Das also als kur­ze Ein­schät­zung der Anträ­ge. Mit etwas mehr Zeit und Elan wäre sicher noch der eine oder ande­re Ände­rungs­an­trag sinn­voll. Aller­dings stellt sich mir ein biß­chen die Fra­ge, was die ritu­el­le Befas­sung von Posi­ti­ons­pa­pie­ren als Form inner­par­tei­li­cher Mei­nungs­bil­dung eigent­lich bringt – vor allem da, wo eh weit­ge­hen­de Einig­keit herrscht. Nicht nur, weil vie­les oft flos­kel­haft for­mu­liert ist und oft auch immer wie­der die glei­chen For­de­run­gen auf­ge­schrie­ben wer­den, son­dern auch, weil die Halb­werts­zeit poli­ti­scher Beschlüs­se so groß nun auch wie­der nicht ist und oft auch der Adres­sa­tIn­nen-Kreis unklar ist (bis hin zur Fra­ge, ob die grü­ne Bun­des­tags­frak­ti­on den die vom grü­nen Vor­stand vor­ge­schla­ge­nen und vom grü­nen Par­tei­tag beschlos­se­nen Punk­te auch tat­säch­lich ins Par­la­ment ein­bringt).
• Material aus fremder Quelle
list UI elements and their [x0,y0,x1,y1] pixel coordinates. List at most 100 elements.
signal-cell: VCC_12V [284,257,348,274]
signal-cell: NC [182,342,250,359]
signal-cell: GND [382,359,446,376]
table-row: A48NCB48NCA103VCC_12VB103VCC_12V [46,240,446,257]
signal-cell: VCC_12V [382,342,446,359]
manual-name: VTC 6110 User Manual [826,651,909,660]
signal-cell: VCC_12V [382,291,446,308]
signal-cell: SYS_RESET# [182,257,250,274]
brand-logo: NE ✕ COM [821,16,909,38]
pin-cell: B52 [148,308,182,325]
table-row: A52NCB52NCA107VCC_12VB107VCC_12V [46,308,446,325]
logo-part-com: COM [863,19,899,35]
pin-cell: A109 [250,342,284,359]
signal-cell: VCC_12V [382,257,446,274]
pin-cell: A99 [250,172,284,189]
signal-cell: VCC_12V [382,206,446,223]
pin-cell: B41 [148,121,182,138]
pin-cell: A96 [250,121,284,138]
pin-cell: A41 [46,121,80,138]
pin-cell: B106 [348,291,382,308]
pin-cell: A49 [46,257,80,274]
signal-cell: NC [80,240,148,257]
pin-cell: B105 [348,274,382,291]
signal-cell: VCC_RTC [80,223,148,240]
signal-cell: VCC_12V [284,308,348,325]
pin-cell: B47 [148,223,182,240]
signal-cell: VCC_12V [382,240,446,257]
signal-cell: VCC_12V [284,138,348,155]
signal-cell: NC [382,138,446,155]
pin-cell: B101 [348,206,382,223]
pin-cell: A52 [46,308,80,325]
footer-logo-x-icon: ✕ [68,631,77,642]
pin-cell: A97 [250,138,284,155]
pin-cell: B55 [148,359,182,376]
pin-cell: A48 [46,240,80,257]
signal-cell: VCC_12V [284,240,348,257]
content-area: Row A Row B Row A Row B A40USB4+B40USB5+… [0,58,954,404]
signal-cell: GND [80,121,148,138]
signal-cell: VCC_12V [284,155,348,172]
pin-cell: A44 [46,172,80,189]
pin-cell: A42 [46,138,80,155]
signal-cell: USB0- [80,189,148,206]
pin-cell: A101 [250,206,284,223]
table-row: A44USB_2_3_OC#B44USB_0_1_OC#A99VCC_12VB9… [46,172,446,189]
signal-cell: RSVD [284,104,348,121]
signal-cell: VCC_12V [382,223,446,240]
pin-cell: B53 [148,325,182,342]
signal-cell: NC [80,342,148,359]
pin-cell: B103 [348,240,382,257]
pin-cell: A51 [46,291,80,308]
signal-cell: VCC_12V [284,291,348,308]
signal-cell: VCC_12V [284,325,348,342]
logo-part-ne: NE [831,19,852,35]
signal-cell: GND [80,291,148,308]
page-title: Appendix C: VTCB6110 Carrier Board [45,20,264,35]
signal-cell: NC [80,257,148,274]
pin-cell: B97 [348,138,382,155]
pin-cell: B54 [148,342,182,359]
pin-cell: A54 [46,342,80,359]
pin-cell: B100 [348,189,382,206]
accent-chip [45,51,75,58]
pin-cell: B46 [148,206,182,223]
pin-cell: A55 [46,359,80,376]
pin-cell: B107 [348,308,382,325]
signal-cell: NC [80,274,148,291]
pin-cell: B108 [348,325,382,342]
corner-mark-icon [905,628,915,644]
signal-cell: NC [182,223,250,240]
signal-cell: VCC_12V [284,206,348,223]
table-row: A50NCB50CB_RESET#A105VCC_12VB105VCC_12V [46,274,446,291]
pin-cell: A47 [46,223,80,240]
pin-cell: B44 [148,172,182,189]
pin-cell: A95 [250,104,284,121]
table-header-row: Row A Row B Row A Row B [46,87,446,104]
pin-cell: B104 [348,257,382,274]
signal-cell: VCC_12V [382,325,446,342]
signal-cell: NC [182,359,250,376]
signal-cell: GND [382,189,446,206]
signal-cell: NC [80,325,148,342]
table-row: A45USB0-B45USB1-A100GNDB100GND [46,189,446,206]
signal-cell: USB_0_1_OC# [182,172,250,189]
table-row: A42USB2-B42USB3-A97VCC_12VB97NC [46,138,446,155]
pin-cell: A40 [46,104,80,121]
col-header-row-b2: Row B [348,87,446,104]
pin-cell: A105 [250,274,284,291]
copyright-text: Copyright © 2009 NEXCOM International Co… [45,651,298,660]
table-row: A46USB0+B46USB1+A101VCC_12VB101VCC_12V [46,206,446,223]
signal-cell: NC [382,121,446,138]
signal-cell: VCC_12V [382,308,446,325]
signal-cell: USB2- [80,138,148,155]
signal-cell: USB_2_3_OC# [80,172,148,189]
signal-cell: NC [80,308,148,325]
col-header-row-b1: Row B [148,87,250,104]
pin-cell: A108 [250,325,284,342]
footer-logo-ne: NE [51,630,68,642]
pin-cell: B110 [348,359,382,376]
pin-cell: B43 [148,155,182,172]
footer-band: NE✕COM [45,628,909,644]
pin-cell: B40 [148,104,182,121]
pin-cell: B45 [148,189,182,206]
Mir ist klar, dass die behan­del­ten The­men etwas damit zu tun haben, dass in Bre­men ein Land­tags­wahl­kampf statt­fin­det und dass vor allem Kin­der­po­li­tik und Kli­ma­schutz Berei­che sind, in denen aktu­ell eine Pro­fi­lie­rung (d.h. eine stär­ke­re Medi­en­prä­senz) statt­fin­den soll. Trotz­dem sind die Debat­ten, wo es ech­te Kon­tro­ver­sen gibt, nicht nur für Jour­na­lis­tIn­nen span­nen­der. Letzt­lich ist das die gene­rel­le Fra­ge danach, wie inner­par­tei­li­che Mei­nungs­bil­dung eigent­lich „demo­kra­tisch“ statt­fin­den kann – aber dazu viel­leicht ein ande­res Mal mehr.

War­um blog­ge ich das? Auch als Expe­ri­ment – ist es mög­lich, den Vor­be­rei­tungs­pro­zess auf einen Par­tei­tag als klei­nes Ele­ment inner­par­tei­li­cher Trans­pa­renz zu doku­men­tie­ren? Und liest das über­haupt irgendwer?